Biotechnology and Bioengineering, Vol.112, No.6, 1102-1110, 2015
Influenza Virus-Like Particles Engineered by Protein Transfer With Tumor-Associated Antigens Induces Protective Antitumor Immunity
Delivery of antigen in particulate form using either synthetic or natural particles induces stronger immunity than soluble forms of the antigen. Among naturally occurring particles, virus-like particles (VLPs) have been genetically engineered to express tumor-associated antigens (TAA) and have shown to induce strong TAA-specific immune responses due to their nanoparticulate size and ability to bind and activate antigen-presenting cells. In this report, we demonstrate that influenza VLPs can be modified by a protein transfer technology to express TAAs for induction of effective antitumor immune responses.
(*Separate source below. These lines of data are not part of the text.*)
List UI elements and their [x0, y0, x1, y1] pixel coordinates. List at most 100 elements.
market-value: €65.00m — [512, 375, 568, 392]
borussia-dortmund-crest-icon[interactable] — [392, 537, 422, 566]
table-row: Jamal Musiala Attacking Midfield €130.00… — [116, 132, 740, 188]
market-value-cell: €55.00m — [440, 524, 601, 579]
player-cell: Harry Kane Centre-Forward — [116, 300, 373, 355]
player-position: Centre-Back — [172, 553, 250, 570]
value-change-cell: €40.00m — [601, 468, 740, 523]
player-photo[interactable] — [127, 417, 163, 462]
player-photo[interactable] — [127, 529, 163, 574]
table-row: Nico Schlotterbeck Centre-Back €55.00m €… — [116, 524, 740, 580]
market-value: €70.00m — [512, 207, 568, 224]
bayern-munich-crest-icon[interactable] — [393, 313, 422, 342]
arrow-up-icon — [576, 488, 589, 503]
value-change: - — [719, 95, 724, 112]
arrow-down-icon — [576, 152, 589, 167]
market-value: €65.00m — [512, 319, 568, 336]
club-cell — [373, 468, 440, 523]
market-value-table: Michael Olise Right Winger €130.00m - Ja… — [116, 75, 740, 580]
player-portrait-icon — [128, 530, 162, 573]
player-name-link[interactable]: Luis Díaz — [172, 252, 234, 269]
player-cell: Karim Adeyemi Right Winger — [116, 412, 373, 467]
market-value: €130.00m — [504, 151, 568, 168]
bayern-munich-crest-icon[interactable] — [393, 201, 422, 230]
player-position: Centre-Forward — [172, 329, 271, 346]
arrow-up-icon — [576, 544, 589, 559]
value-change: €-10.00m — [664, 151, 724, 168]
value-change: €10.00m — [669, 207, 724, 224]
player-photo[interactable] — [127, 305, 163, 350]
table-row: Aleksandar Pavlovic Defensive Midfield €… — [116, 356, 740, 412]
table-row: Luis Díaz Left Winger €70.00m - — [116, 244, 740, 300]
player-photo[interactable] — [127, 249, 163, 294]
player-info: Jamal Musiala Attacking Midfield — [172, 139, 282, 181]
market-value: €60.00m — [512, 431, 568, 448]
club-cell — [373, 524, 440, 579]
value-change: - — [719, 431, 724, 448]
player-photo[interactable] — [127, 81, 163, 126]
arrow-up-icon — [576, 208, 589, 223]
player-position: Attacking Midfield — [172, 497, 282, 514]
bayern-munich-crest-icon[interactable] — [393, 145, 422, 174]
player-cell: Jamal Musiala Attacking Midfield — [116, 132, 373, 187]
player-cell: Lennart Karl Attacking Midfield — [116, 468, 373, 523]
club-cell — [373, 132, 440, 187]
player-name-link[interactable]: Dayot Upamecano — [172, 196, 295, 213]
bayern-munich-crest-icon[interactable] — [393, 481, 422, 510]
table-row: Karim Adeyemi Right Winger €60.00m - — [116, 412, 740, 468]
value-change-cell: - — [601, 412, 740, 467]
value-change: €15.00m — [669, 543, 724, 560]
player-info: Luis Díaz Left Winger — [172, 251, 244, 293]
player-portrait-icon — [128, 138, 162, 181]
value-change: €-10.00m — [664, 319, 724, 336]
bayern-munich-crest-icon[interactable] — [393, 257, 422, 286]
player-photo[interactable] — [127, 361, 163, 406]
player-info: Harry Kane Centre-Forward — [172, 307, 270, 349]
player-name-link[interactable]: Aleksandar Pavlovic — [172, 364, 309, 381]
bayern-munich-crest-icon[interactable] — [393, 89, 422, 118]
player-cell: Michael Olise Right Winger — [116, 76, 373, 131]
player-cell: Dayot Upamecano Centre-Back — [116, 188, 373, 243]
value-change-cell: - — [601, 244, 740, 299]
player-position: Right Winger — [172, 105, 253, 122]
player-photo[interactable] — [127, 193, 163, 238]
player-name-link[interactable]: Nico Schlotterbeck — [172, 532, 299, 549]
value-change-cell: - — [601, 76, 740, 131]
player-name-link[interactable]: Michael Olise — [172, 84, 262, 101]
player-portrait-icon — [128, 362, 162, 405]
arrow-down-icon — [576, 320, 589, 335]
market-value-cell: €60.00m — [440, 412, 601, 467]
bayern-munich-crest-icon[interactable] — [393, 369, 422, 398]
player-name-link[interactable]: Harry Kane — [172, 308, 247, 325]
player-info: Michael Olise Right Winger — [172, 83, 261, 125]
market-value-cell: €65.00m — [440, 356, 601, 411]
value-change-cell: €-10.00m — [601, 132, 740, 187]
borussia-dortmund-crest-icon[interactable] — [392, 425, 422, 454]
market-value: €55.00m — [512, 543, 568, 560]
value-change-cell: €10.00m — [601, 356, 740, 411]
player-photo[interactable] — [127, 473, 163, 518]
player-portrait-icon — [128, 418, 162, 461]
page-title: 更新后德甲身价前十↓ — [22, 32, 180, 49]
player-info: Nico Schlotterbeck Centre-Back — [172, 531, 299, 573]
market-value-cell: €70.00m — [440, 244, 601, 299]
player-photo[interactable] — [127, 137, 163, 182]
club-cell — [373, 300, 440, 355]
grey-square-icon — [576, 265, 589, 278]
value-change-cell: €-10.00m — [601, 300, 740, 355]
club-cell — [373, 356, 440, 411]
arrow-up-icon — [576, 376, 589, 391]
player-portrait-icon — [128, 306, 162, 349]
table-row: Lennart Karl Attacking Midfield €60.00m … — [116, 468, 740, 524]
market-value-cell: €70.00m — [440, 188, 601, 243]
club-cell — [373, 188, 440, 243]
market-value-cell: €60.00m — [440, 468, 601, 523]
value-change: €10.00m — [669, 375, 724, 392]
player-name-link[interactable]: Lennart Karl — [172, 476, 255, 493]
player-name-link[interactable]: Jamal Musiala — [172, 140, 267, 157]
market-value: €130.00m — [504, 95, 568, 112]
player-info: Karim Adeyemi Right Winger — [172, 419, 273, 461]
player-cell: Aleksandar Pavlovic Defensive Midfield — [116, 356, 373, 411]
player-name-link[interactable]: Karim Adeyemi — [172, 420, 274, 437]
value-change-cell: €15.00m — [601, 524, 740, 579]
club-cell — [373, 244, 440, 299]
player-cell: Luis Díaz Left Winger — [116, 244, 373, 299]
We converted the breast cancer HER-2 antigen to a glycosylphosphatidylinositol (GPI)-anchored form and incorporated GPI-HER-2 onto VLPs by a rapid protein transfer process. Expression levels on VLPs depended on the GPI-HER-2 concentration added during protein transfer. Vaccination of mice with protein transferred GPI-HER-2-VLPs induced a strong Th I and Th2-type anti-HER-2 antibody response and protected mice against a HER-2-expressing tumor challenge. The Soluble form of GPI-HER-2 induced only a weak Th2 response under similar conditions. These results suggest that influenza VLPs can be enriched with TAAs by protein transfer to develop effective VLP-based subunit vaccines against cancer without chemical or genetic modifications and thus preserve the immune stimulating properties of VLPs for easier production of antigen-specific therapeutic cancer vaccines. (C) 2015 Wiley Periodicals, Inc.